The Lebanese Poet Khalil Gibran says, “Your joy is your sorrow unmasked…  Is not the cup that holds your wine the very cup that was burned in the potter’s oven?  And is not the lute that soothes your spirit, the very wood that was hollowed with knives?  When you are joyous, look deep into your heart and you shall find it is only that which has given you sorrow that is giving you joy.  When you are sorrowful look again in your heart, and you shall see that in truth you are weeping for that which has been your delight.”  Joy and sorrow lie down on the same bed and we can often look back at the times of sorrow in our lives as the origin of our present joy.

The confinement of the swaddling clothes in which the child Jesus was wrapped in the crib foreshadows the shroud in which Jesus will be wrapped by another Joseph (Joseph of Arimathaea) after he took him down from the Cross.  And the wood of the crib in which he lay as a baby foreshadows the wood of the cross on which he will lie as a grown man. Already the birth of Jesus tells us something about his passion and death.  But the birth is “news of great joy.”  Indeed, the joy of the birth already includes a foretaste of the passion.  Joy and sorrow often sleep in the same bed.

And so, the Church thinks it fitting for us to celebrate the Feast of a Martyr today immediately after celebrating with such joy the birth of the Saviour yesterday.  It is a potent reminder that joy and sorrow do sleep in the same bed very often.  Just as Jesus came to give Himself totally to us and the Father, so Stephen, by his death, gave himself totally to the Father.  This is also our fate.  It is only when we give ourselves wholeheartedly can we experience the joy that comes with total union with God.

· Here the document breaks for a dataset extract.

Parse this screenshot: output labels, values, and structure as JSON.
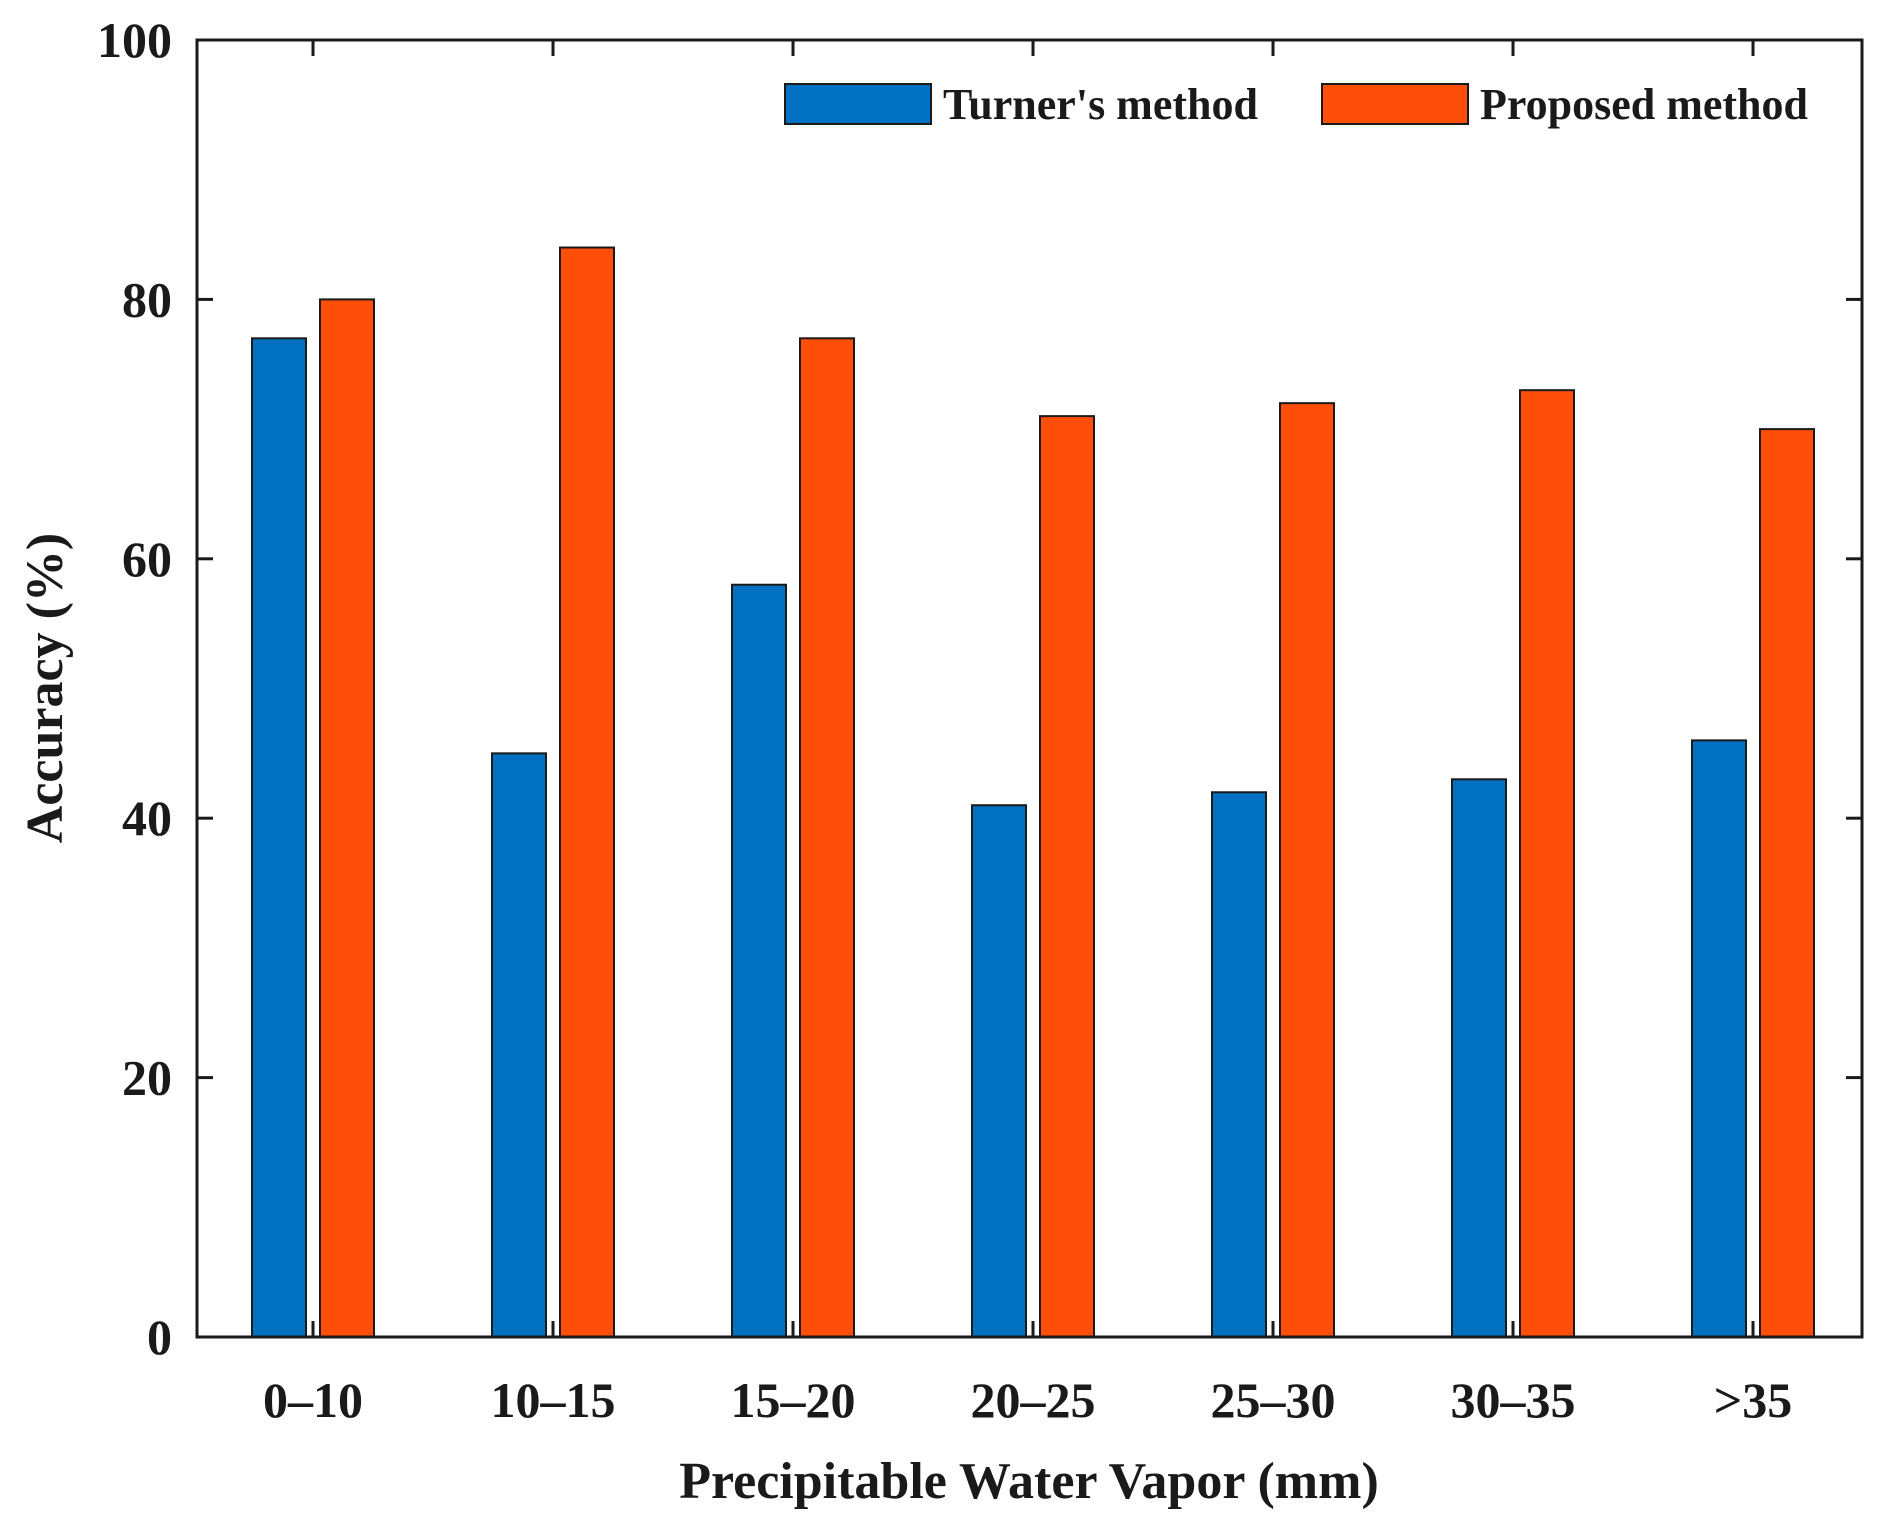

So one day after celebrating Christmas, we are listening to the words of Jesus: “Beware of men: they will hand you over to sanhedrins and scourge you in their synagogues… You will be hated by all men on account of my name; but the man who stands firm to the end will be saved.”  We must always stand firm in our witness to the name of Jesus.  Regardless of the hardships that will accompany us for this, Jesus tells us that it is the man who stands firm to the end who will be saved.  Such a man was Stephen, the first martyr.  We are called to be new Stephens who always stand firm to the end.